- Born: August 4, 1976 (age 50)
- Occupations: Writer, Filmmaker
- Writing career
- Genres: non-fiction, commentary, comic books
- Notable works: The Utopian, Parkway of Broken Dreams
- Website: www.pjperez.com

= Pj Perez =

American musician and writer (born 1976)

Pj Perez (born August 4, 1976) is an American editor, writer, musician and filmmaker, best known for his reports and commentary on Las Vegas culture in such publications as Rolling Stone. Perez was the founding managing editor of Las Vegas-based Racket Magazine.

== Writing ==

Perez made his first forays into publishing with self-published 'zines and poetry chapbooks in the early and mid-1990s while performing on the Las Vegas poetry circuit and singing in short-lived bands before beginning his freelance writing career with Las Vegas CityLife in 2000. After writing for a number of local and regional publications including Las Vegas Weekly and Las Vegas Mercury, Perez was recruited in late 2006 to launch a monthly lifestyle magazine called Racket. After Racket went on indefinite hiatus, Perez returned to freelance journalism, writing for publications such as Six Degrees and HRH magazines. He was previously the Las Vegas Fine Arts Examiner for Examiner.com.

== Comics ==

In April 2009, Perez re-launched his comic book and pop culture website, Pop! Goes the Icon, as a boutique publishing label, and began writing and illustrating a weekly webcomic, The Utopian. The Utopian was collected in a trade paperback released in 2011, and a sequel collection called The Utopian Foundation followed in 2018.

== Music ==

In the late 1990s, Perez played guitar in Morgana Athena, a Las Vegas-based gothic rock band whose single "E.S.P." was featured on Dim View of the Future, a gothic rock compilation released by a subsidiary of Triple X Records. He previously played drums and guitar in Las Vegas-based rock band As Yet Unbroken, and most recently, played bass guitar in Vegas-based indie rock band MOONBOOTS, which released a self-titled extended play record in 2016. Moonboots broke up later that year.

== Filmmaking ==

Perez first ventured into filmmaking with the 2011 48 Hour Film Project short film Sugarhook. In August 2018, he posted a teaser trailer for Parkway of Broken Dreams, a documentary film about the cultural scene that developed near the University of Nevada, Las Vegas in the early 1990s. Parkway of Broken Dreams premiered in Las Vegas on October 13, 2021. It won the Audience Award for Best Documentary at the 2021 Silver State Film Festival.

In 2020, Perez released a television pilot for a proposed series called Notepads & Bar Tabs, developed with screenwriter Matthew Sorvillo.

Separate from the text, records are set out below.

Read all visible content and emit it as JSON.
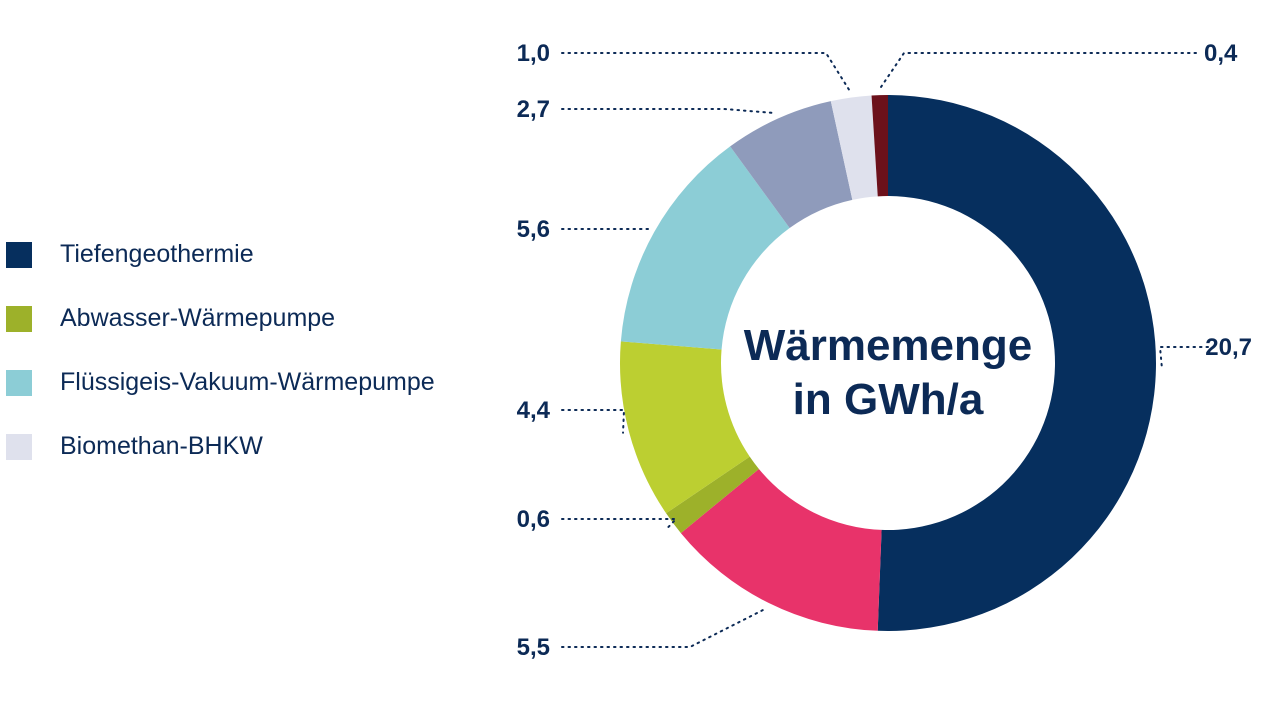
{
  "chart_data": {
    "type": "pie",
    "title": "Wärmemenge in GWh/a",
    "title_lines": [
      "Wärmemenge",
      "in GWh/a"
    ],
    "slices": [
      {
        "value_label": "20,7",
        "value": 20.7,
        "color": "#062f5e"
      },
      {
        "value_label": "5,5",
        "value": 5.5,
        "color": "#e8336a"
      },
      {
        "value_label": "0,6",
        "value": 0.6,
        "color": "#9db12a"
      },
      {
        "value_label": "4,4",
        "value": 4.4,
        "color": "#bccf31"
      },
      {
        "value_label": "5,6",
        "value": 5.6,
        "color": "#8ccdd6"
      },
      {
        "value_label": "2,7",
        "value": 2.7,
        "color": "#8f9bbb"
      },
      {
        "value_label": "1,0",
        "value": 1.0,
        "color": "#dfe1ed"
      },
      {
        "value_label": "0,4",
        "value": 0.4,
        "color": "#6c111b"
      }
    ],
    "legend": [
      {
        "label": "Tiefengeothermie",
        "color": "#062f5e"
      },
      {
        "label": "Abwasser-Wärmepumpe",
        "color": "#9db12a"
      },
      {
        "label": "Flüssigeis-Vakuum-Wärmepumpe",
        "color": "#8ccdd6"
      },
      {
        "label": "Biomethan-BHKW",
        "color": "#dfe1ed"
      }
    ]
  }
}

Perez is currently in production on a documentary film about the 1998 murders of anti-racist skinheads Lin Newborn and Daniel Shersty tentatively titled Murdered on the Fourth of July. A crowdfunding campaign to support production of the film was launched in October 2023, raising $11,100 from 92 backers.

== Education ==

Perez graduated from the University of Nevada, Las Vegas with a dual bachelor's degree in journalism and sociology. While at UNLV, he temporarily served as editor in chief of The Rebel Yell, the campus' award-winning newspaper.